Die Linie zwischen wildem Exzess und gewaltvollem Ausrasten ist schmal. Und die Briten wissen sie gekonnt zu überschreiten, vor allem wenn’s um Fußball geht. Kaum ein Team hat so ein ausgeprägtes Hooliganproblem, wie die Three Lions. Das wurde zuletzt vor 3 Jahren deutlich, als die englische Mannschaft nach über einem halben Jahrhundert wieder im Finale einer Europameisterschaft stand.
Ausschreitungen bei EM Finale 2021
Im Elfmeterschießen besiegten die Italiener die Engländer in ihrem Heimatstadion, dem Londoner Wembley-Stadion.

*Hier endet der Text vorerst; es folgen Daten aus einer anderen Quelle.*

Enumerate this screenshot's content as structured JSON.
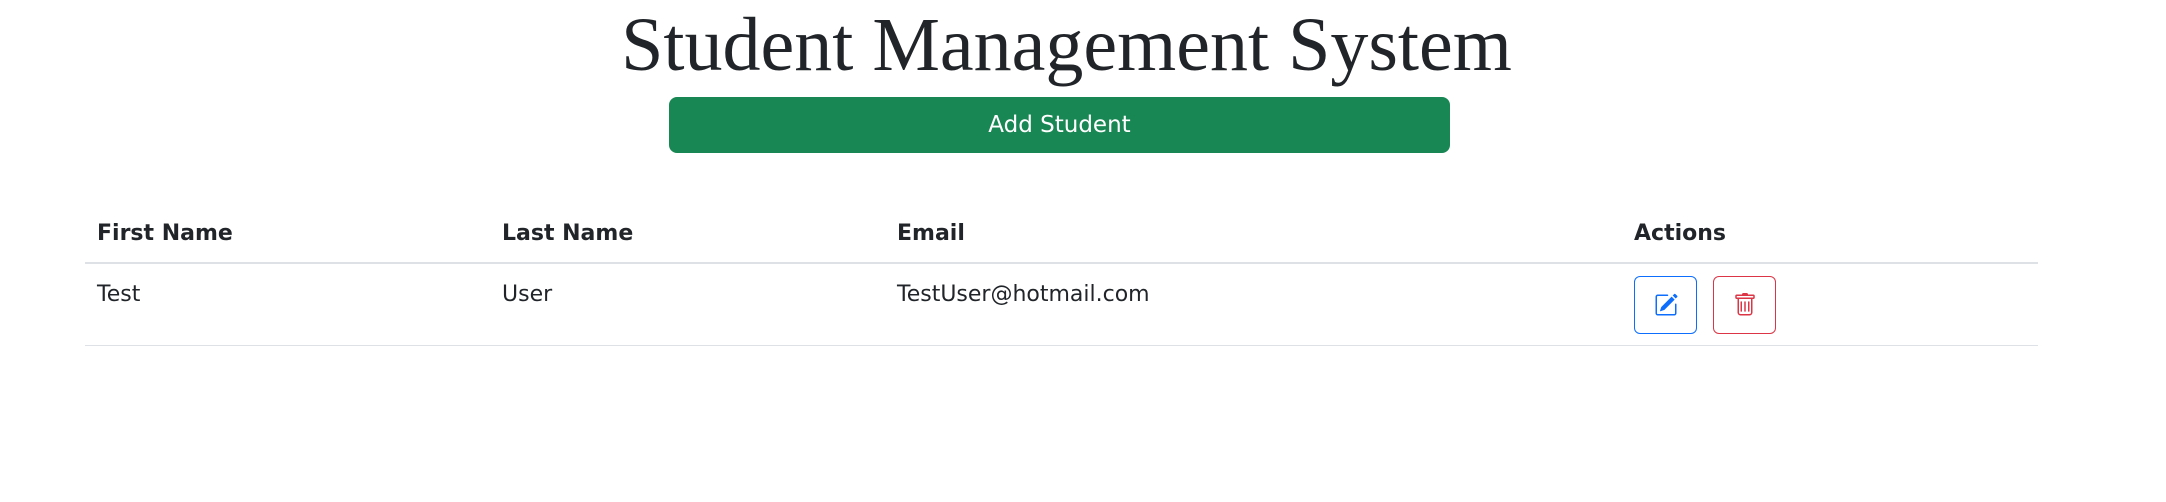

Was darauf folgte, war ein „gesetzloses Gemetzel“ (The Athletic): Ein Mob aus Fans und Hooligans verschaffte sich illegal Zugang zum Stadion, es kam zu Massenprügeleien- und trampeleien. Besoffene und zugekokste Fans prügelten Polizist*innen krankenhausreif, Videoaufnahmen zeigen Fans auf der Straße, die sich Pyro in den Po stecken. Nachvollziehen lassen sich die verstörenden Szenen in der Netflix Doku „Das Euro-Finale: Angriff auf Wembley“.
Nun ist es wieder so weit: Die Engländer stehen erneut im EM-Finale. Am Sonntag treffen sie um 21 Uhr im Olympiastadion auf Spanien. Gefährliche Gegend, denn laut Berliner Morgenpost sind die 19.000 Briten, die in Berlin wohnen, rund um das Stadion in Westberlin am auffälligsten. Mit zehn Prozent bilden sie in diesem Kiez die größte Einwanderungsgruppe. Muss die Hauptstadt sich vor den Pyro-im-Po Fans fürchten?
Es besteht kein Grund zur Sorge, denn das ist Charlottenburg. Hier wohnen die „posh Brits“, die in bunten Cordhosen und Tweedjacken gekleideten Dandys und Großgrundbesitzer. Am Sonntag haben sie gar keine Zeit zu Pöbeln, da stehen Tea Time und „Sunday Roast“ im Soho House auf dem Programm, gefolgt (natürlich) von einem Whiskey.